Roughly we want to measure

$$
P(science)
$$

Where "science" might be encapsulated in the cosmological model, the mass of a planet around a star, or whatever else we're interested in learning about.

We don't of course measure this without reference to data, so more specifically we want to measure

$$
P(science~|~data)
$$

which should be read "the probability of the science *given* the data."

Of course, we should be explicit that this measurement is not done in a vaccum: generally before observing any data we have *some* degree of background information that informs the science, so we should actually write

$$
P(science~|~data, background\ info)
$$

This should be read "the probability of the science given the data *and* the background information".

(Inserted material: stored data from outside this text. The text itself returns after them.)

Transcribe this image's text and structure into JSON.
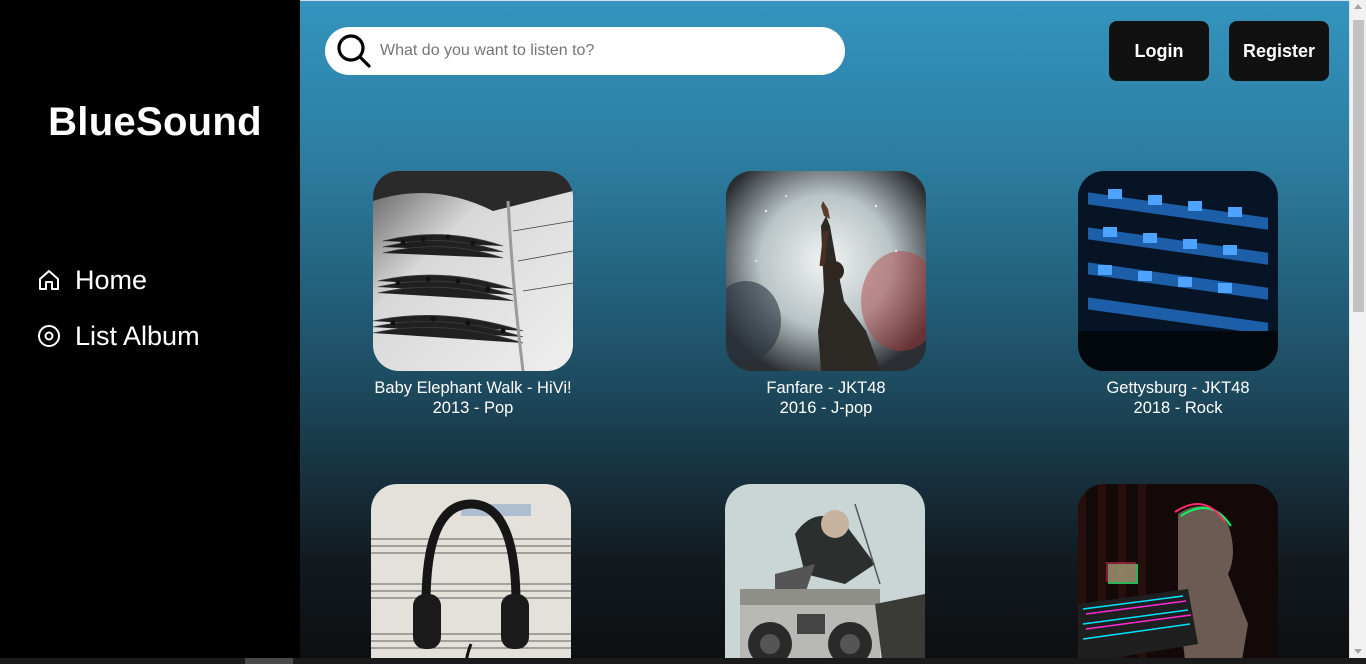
{
  "brand": "BlueSound",
  "nav": [
    {
      "label": "Home",
      "icon": "home-icon"
    },
    {
      "label": "List Album",
      "icon": "disc-icon"
    }
  ],
  "search": {
    "placeholder": "What do you want to listen to?",
    "value": "",
    "icon": "search-icon"
  },
  "auth": {
    "login": "Login",
    "register": "Register"
  },
  "albums": [
    {
      "title": "Baby Elephant Walk - HiVi!",
      "meta": "2013 - Pop",
      "cover": "sheet-music"
    },
    {
      "title": "Fanfare - JKT48",
      "meta": "2016 - J-pop",
      "cover": "concert-smoke"
    },
    {
      "title": "Gettysburg - JKT48",
      "meta": "2018 - Rock",
      "cover": "mixing-console"
    },
    {
      "title": "",
      "meta": "",
      "cover": "headphones-on-sheet"
    },
    {
      "title": "",
      "meta": "",
      "cover": "boombox"
    },
    {
      "title": "",
      "meta": "",
      "cover": "glitch-keyboard"
    }
  ],
  "colors": {
    "sidebar": "#000000",
    "accent_top": "#3494be",
    "accent_bottom": "#0d0f11",
    "button": "#111111"
  }
}
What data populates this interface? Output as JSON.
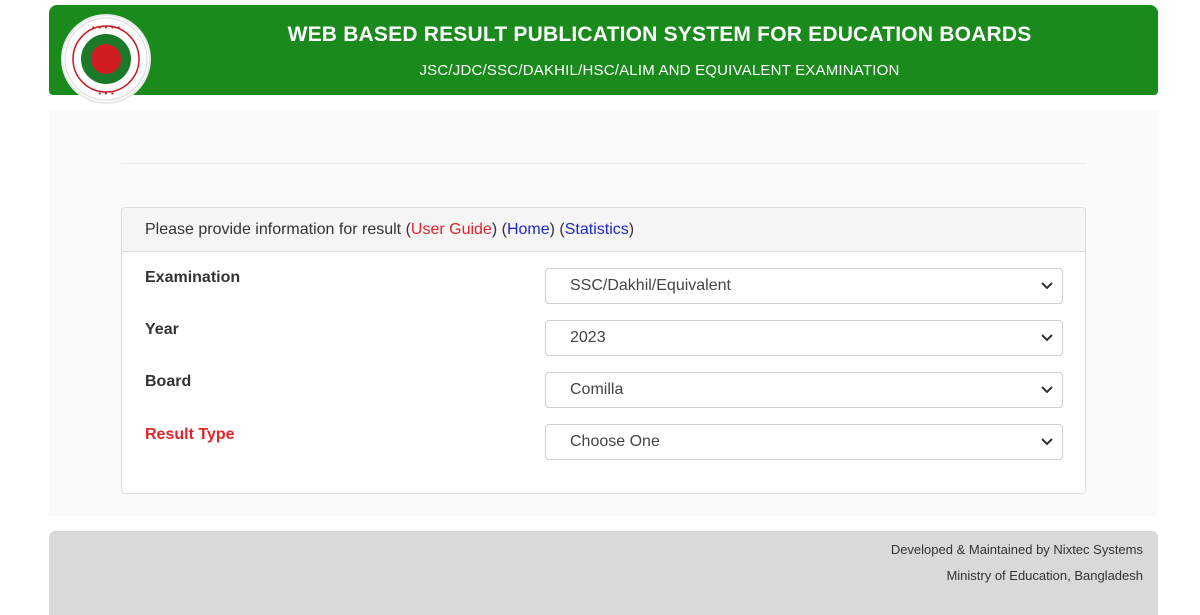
{
  "header": {
    "title": "WEB BASED RESULT PUBLICATION SYSTEM FOR EDUCATION BOARDS",
    "subtitle": "JSC/JDC/SSC/DAKHIL/HSC/ALIM AND EQUIVALENT EXAMINATION",
    "logo_icon": "bangladesh-government-seal",
    "background_color": "#1a8a1d"
  },
  "panel": {
    "intro_text": "Please provide information for result",
    "links": {
      "user_guide": "User Guide",
      "home": "Home",
      "statistics": "Statistics"
    },
    "paren_open": "(",
    "paren_close": ")",
    "link_colors": {
      "user_guide": "#e2242b",
      "home": "#1c28c8",
      "statistics": "#1c28c8"
    }
  },
  "form": {
    "examination": {
      "label": "Examination",
      "value": "SSC/Dakhil/Equivalent"
    },
    "year": {
      "label": "Year",
      "value": "2023"
    },
    "board": {
      "label": "Board",
      "value": "Comilla"
    },
    "result_type": {
      "label": "Result Type",
      "value": "Choose One",
      "label_color": "#e2242b"
    }
  },
  "footer": {
    "line1": "Developed & Maintained by Nixtec Systems",
    "line2": "Ministry of Education, Bangladesh"
  }
}
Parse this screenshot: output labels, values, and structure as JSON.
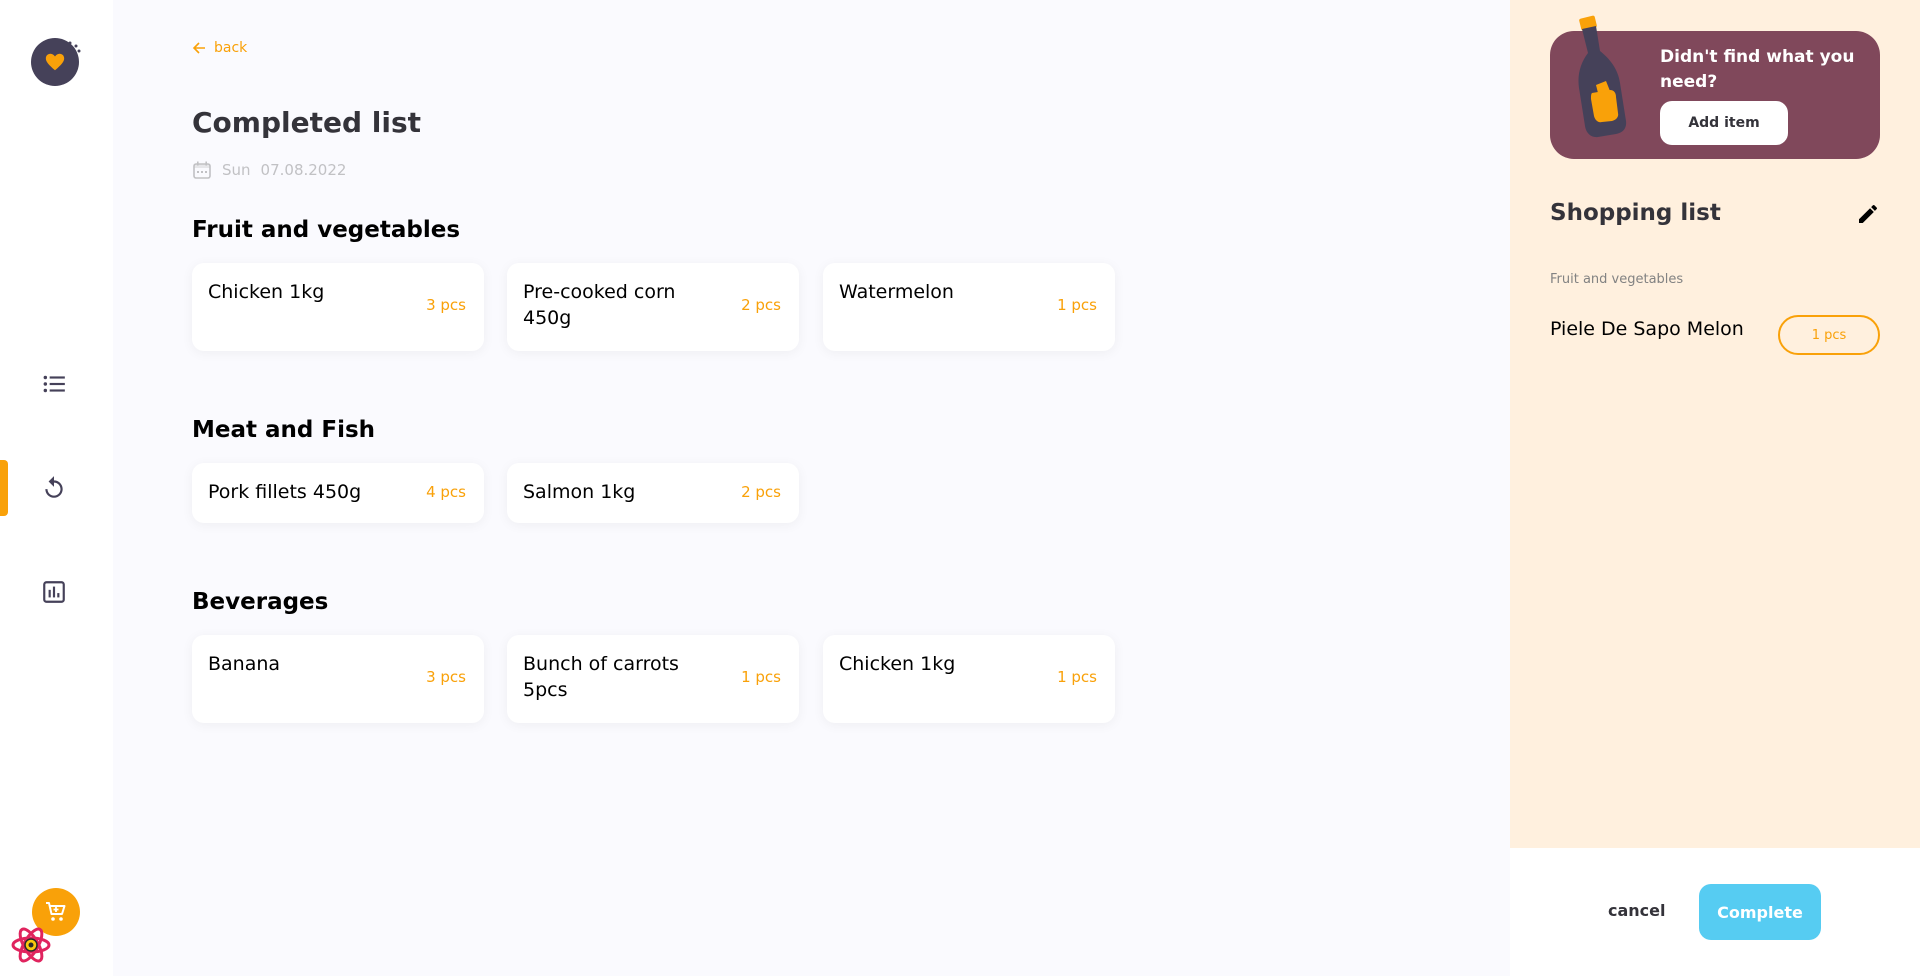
{
  "nav": {
    "logo_icon": "logo-icon",
    "items": [
      {
        "name": "list-icon",
        "active": false
      },
      {
        "name": "history-icon",
        "active": true
      },
      {
        "name": "statistics-icon",
        "active": false
      }
    ],
    "cart_icon": "cart-icon",
    "accent_color": "#f9a109"
  },
  "main": {
    "back_label": "back",
    "title": "Completed list",
    "date_day": "Sun",
    "date_value": "07.08.2022",
    "sections": [
      {
        "title": "Fruit and vegetables",
        "items": [
          {
            "name": "Chicken 1kg",
            "qty": "3 pcs"
          },
          {
            "name": "Pre-cooked corn 450g",
            "qty": "2 pcs"
          },
          {
            "name": "Watermelon",
            "qty": "1 pcs"
          }
        ]
      },
      {
        "title": "Meat and Fish",
        "items": [
          {
            "name": "Pork fillets 450g",
            "qty": "4 pcs"
          },
          {
            "name": "Salmon 1kg",
            "qty": "2 pcs"
          }
        ]
      },
      {
        "title": "Beverages",
        "items": [
          {
            "name": "Banana",
            "qty": "3 pcs"
          },
          {
            "name": "Bunch of carrots 5pcs",
            "qty": "1 pcs"
          },
          {
            "name": "Chicken 1kg",
            "qty": "1 pcs"
          }
        ]
      }
    ]
  },
  "side": {
    "promo_text": "Didn't find what you need?",
    "add_item_label": "Add item",
    "list_title": "Shopping list",
    "category": "Fruit and vegetables",
    "item_name": "Piele De Sapo Melon",
    "item_qty": "1 pcs",
    "cancel_label": "cancel",
    "complete_label": "Complete",
    "panel_color": "#fff0de",
    "promo_color": "#80485b",
    "complete_color": "#56ccf2"
  }
}
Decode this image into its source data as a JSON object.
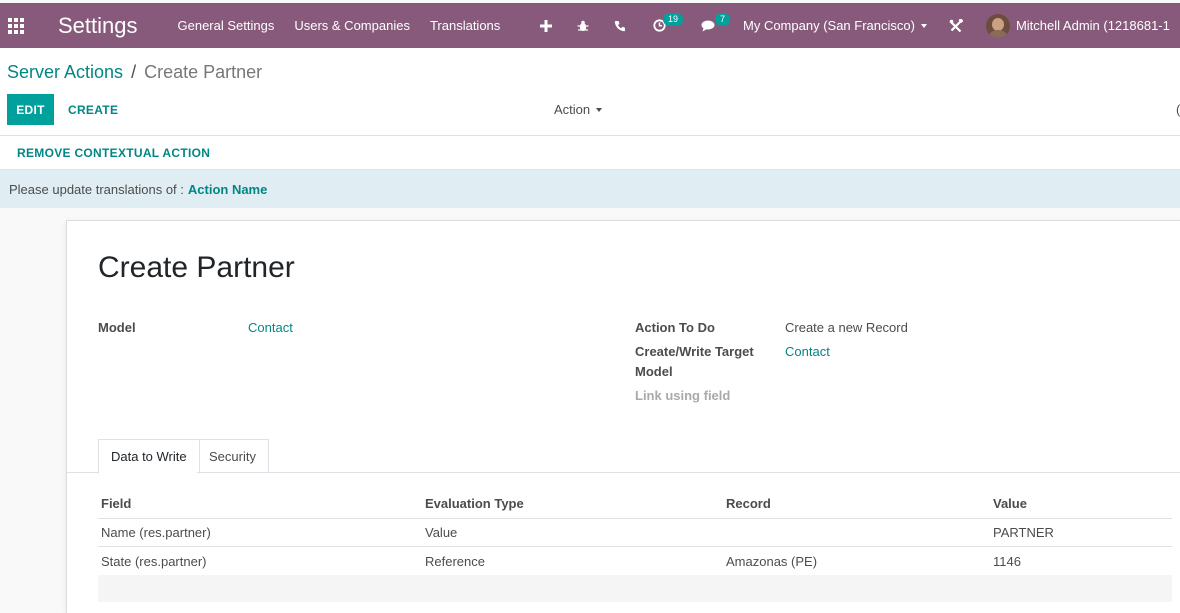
{
  "navbar": {
    "brand": "Settings",
    "menu": [
      "General Settings",
      "Users & Companies",
      "Translations"
    ],
    "activity_count": "19",
    "message_count": "7",
    "company": "My Company (San Francisco)",
    "user": "Mitchell Admin (1218681-1",
    "colors": {
      "bar": "#875a7b",
      "badge": "#00a09d"
    }
  },
  "breadcrumb": {
    "parent": "Server Actions",
    "separator": "/",
    "current": "Create Partner"
  },
  "toolbar": {
    "edit_label": "EDIT",
    "create_label": "CREATE",
    "action_label": "Action",
    "edge_text": "("
  },
  "button_box": {
    "remove_label": "REMOVE CONTEXTUAL ACTION"
  },
  "alert": {
    "text": "Please update translations of :",
    "field": "Action Name"
  },
  "form": {
    "title": "Create Partner",
    "model_label": "Model",
    "model_value": "Contact",
    "action_label": "Action To Do",
    "action_value": "Create a new Record",
    "target_label_1": "Create/Write Target",
    "target_label_2": "Model",
    "target_value": "Contact",
    "link_field_label": "Link using field"
  },
  "tabs": [
    {
      "label": "Data to Write",
      "active": true
    },
    {
      "label": "Security",
      "active": false
    }
  ],
  "table": {
    "headers": [
      "Field",
      "Evaluation Type",
      "Record",
      "Value"
    ],
    "rows": [
      [
        "Name (res.partner)",
        "Value",
        "",
        "PARTNER"
      ],
      [
        "State (res.partner)",
        "Reference",
        "Amazonas (PE)",
        "1146"
      ]
    ]
  }
}
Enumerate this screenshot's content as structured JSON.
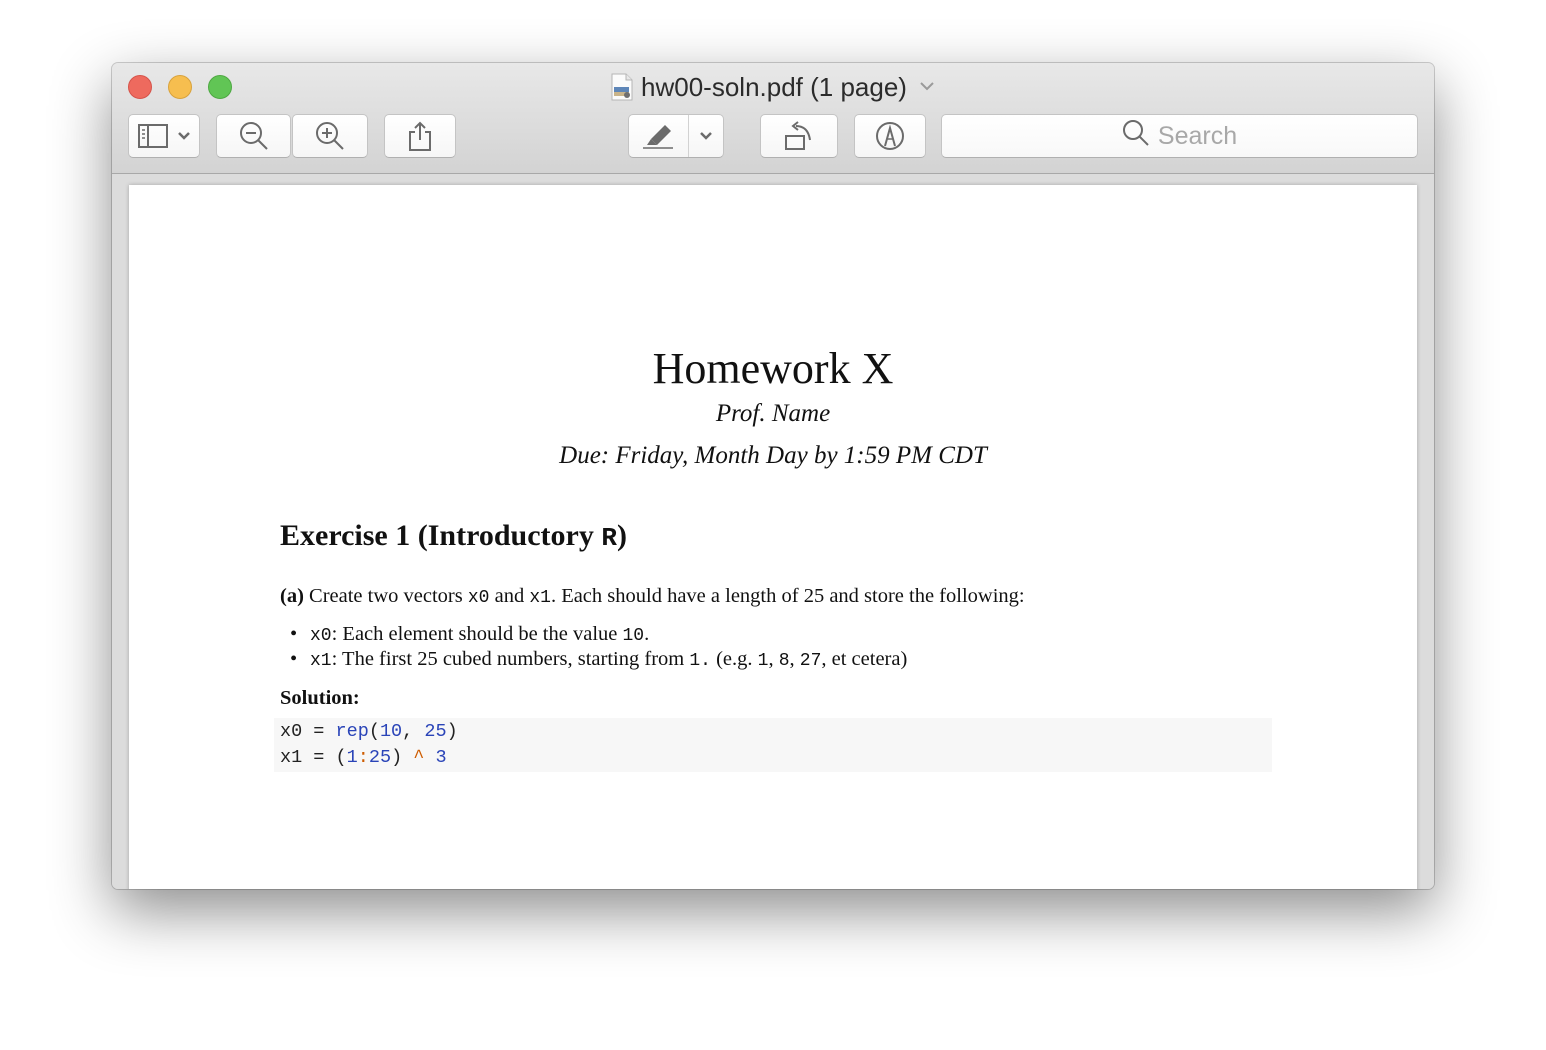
{
  "window": {
    "title": "hw00-soln.pdf (1 page)",
    "title_icon": "pdf-document-icon",
    "traffic_lights": [
      "close",
      "minimize",
      "maximize"
    ]
  },
  "toolbar": {
    "buttons": [
      {
        "name": "sidebar-toggle",
        "icon": "sidebar-icon",
        "has_dropdown": true
      },
      {
        "name": "zoom-out",
        "icon": "zoom-out-icon"
      },
      {
        "name": "zoom-in",
        "icon": "zoom-in-icon"
      },
      {
        "name": "share",
        "icon": "share-icon"
      },
      {
        "name": "highlight",
        "icon": "highlighter-icon",
        "has_dropdown": true
      },
      {
        "name": "rotate",
        "icon": "rotate-left-icon"
      },
      {
        "name": "markup",
        "icon": "markup-pen-icon"
      }
    ],
    "search": {
      "placeholder": "Search",
      "value": ""
    }
  },
  "document": {
    "title": "Homework X",
    "author": "Prof. Name",
    "due": "Due: Friday, Month Day by 1:59 PM CDT",
    "exercise_heading": {
      "text": "Exercise 1 (Introductory ",
      "code": "R",
      "close": ")"
    },
    "part_a": {
      "label": "(a)",
      "segments": [
        {
          "type": "text",
          "value": " Create two vectors "
        },
        {
          "type": "code",
          "value": "x0"
        },
        {
          "type": "text",
          "value": " and "
        },
        {
          "type": "code",
          "value": "x1"
        },
        {
          "type": "text",
          "value": ". Each should have a length of 25 and store the following:"
        }
      ]
    },
    "bullets": [
      {
        "code": "x0",
        "text": ": Each element should be the value ",
        "code2": "10",
        "text2": "."
      },
      {
        "code": "x1",
        "text": ": The first 25 cubed numbers, starting from ",
        "code2": "1.",
        "text2": " (e.g. ",
        "code3": "1",
        "text3": ", ",
        "code4": "8",
        "text4": ", ",
        "code5": "27",
        "text5": ", et cetera)"
      }
    ],
    "solution_label": "Solution:",
    "code": [
      [
        {
          "t": "plain",
          "v": "x0 = "
        },
        {
          "t": "kw",
          "v": "rep"
        },
        {
          "t": "plain",
          "v": "("
        },
        {
          "t": "num",
          "v": "10"
        },
        {
          "t": "plain",
          "v": ", "
        },
        {
          "t": "num",
          "v": "25"
        },
        {
          "t": "plain",
          "v": ")"
        }
      ],
      [
        {
          "t": "plain",
          "v": "x1 = ("
        },
        {
          "t": "num",
          "v": "1"
        },
        {
          "t": "op",
          "v": ":"
        },
        {
          "t": "num",
          "v": "25"
        },
        {
          "t": "plain",
          "v": ") "
        },
        {
          "t": "op",
          "v": "^"
        },
        {
          "t": "plain",
          "v": " "
        },
        {
          "t": "num",
          "v": "3"
        }
      ]
    ]
  },
  "colors": {
    "close": "#ee6a5e",
    "minimize": "#f6be4f",
    "maximize": "#61c555",
    "code_keyword": "#2a44b8",
    "code_operator": "#ce5c00",
    "code_bg": "#f7f7f7"
  }
}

This is starting to get a bit cumbersome, so let's create some symbols that will let us express this more easily:

$$
P(\theta_S, \theta_N~|~D, I)
$$

- $\theta_S$ represents the "science": the set of parameters that we are interested in constraining
- $\theta_N$ represents the "nuisance parameters": the set of parameters that are important in the model, but are not particularly interesting for the scientific result.
- $D$ represents the "observed data"
- $I$ represents the information or knowledge you had before observing the data, including whatever made you choose the model you're fitting.

Finally, we'll often just write $\theta = (\theta_S, \theta_N)$ as a shorthand for all the model parameters.

This quantity, $P(\theta~|~D,I)$ is called the "posterior probability" and determining this quantity is the ultimate goal of a Bayesian analysis.

Now all we need to do is compute it!